Das Heidi, der Öhi, die Rottenmeier und die Niänenüütli
Die Geschichte dürfte bekannt sein. Die, bzw. "Das Heidi" wird von ihrer Tante Dete bei ihrem Großvater auf der Schweizer Almhütte abgeliefert. Hier erschleicht sich das sonnige Gemüt schnell das Herz des grantigen Einsiedlers und lebt mit ihrem Freund, dem Ziegenhirten-Jungen Geißen-Peter fröhlich auf den Almen und Matten im Sonnenschein. Zumindest, bis sie von ihrer Tante nach Frankfurt am Main verpachtet und verfrachtet wird, um der kränklichen Klara als Gesellschafterin zu dienen. Eine Weile leidet sie unter der gestrengen Gouvernante Frl. Rottenmeier und lernt beim weniger gestrengen Herrn Kanditaten ihre Buchstaben, um schließlich als vollendet kleine Dame auf die Alm zurück zu kehren.
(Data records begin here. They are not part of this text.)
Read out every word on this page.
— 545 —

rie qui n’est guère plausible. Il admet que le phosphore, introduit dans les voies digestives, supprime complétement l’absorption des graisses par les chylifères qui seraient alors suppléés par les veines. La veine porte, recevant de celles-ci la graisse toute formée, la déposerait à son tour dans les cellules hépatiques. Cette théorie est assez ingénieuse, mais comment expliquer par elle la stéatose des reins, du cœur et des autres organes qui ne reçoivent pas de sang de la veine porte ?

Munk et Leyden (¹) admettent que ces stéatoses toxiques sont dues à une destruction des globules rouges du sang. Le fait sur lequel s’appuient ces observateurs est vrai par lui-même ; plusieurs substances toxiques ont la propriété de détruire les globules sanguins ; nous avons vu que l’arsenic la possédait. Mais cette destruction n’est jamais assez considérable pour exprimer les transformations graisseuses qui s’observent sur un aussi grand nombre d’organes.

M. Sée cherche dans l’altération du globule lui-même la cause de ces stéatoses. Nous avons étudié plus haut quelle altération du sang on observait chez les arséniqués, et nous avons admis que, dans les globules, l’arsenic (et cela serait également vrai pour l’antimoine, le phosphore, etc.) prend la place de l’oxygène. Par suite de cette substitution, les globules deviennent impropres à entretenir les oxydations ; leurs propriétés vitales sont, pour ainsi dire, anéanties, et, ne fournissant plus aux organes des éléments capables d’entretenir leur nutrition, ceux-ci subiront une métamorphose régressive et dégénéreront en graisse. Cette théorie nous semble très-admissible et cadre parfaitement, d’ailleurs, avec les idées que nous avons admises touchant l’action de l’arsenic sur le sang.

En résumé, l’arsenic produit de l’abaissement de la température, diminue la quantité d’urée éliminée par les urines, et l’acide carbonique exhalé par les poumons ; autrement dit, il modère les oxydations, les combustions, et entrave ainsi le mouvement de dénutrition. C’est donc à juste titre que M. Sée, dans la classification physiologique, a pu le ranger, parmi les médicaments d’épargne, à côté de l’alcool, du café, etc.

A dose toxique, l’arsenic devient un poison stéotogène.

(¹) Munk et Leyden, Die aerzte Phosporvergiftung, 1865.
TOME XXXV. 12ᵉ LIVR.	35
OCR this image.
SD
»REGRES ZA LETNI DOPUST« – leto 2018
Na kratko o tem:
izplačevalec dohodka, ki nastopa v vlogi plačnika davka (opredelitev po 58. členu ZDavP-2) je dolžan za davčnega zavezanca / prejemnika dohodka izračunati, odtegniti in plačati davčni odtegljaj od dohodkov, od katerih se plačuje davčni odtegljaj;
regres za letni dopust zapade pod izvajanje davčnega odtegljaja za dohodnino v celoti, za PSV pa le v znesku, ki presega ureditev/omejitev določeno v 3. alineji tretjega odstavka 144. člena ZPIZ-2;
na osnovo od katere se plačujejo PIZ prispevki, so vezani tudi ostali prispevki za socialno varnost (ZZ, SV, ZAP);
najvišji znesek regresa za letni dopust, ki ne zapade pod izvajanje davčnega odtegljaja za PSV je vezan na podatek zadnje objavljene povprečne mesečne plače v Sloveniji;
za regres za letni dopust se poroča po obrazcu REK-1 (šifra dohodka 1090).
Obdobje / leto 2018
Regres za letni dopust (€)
Geändert hat sich daran nichts. Es sind einfach nur ein paar Zombies und ein oder drei Vampire dazu gekommen. An den Zombies (auf gut graubündnerisch "Niänenüütli" - oder auch Glaarige, von "glaare - ins Leere starren") liegt es, dass Heidi auf die Alm kommt. Dete liefert das Kind dort oben ab, da die tiefer gelegenen Ortschaften bereits von den Horden der dumpfen Untoten belagert oder überrannt sind. Und das Auftauchen eines Vampirherrn ist der wahre Grund, warum sie in das zur Festung ausgebaute Frankfurt (und später wieder zurück), reisen muss.
Frischzellenkur mit Untotenblut
Die Sentimentalität und Erinnerung an vorpubertäre Kindertage, mit denen man sich gern auf einen der ersten Anime im deutschen Fernsehen zurückbesinnt, dürften für die wenigsten Leute ein Grund sein, sich eine wie auch immer geartete Neuauflage von Spyris Kinderbuch zu kaufen. Insofern ist eine "Frischzellen"-Kur mit reichlich Untotenblut nicht die schlechteste aller Ideen, um den alten Stoff an neue Käuferschichten heran zu tragen.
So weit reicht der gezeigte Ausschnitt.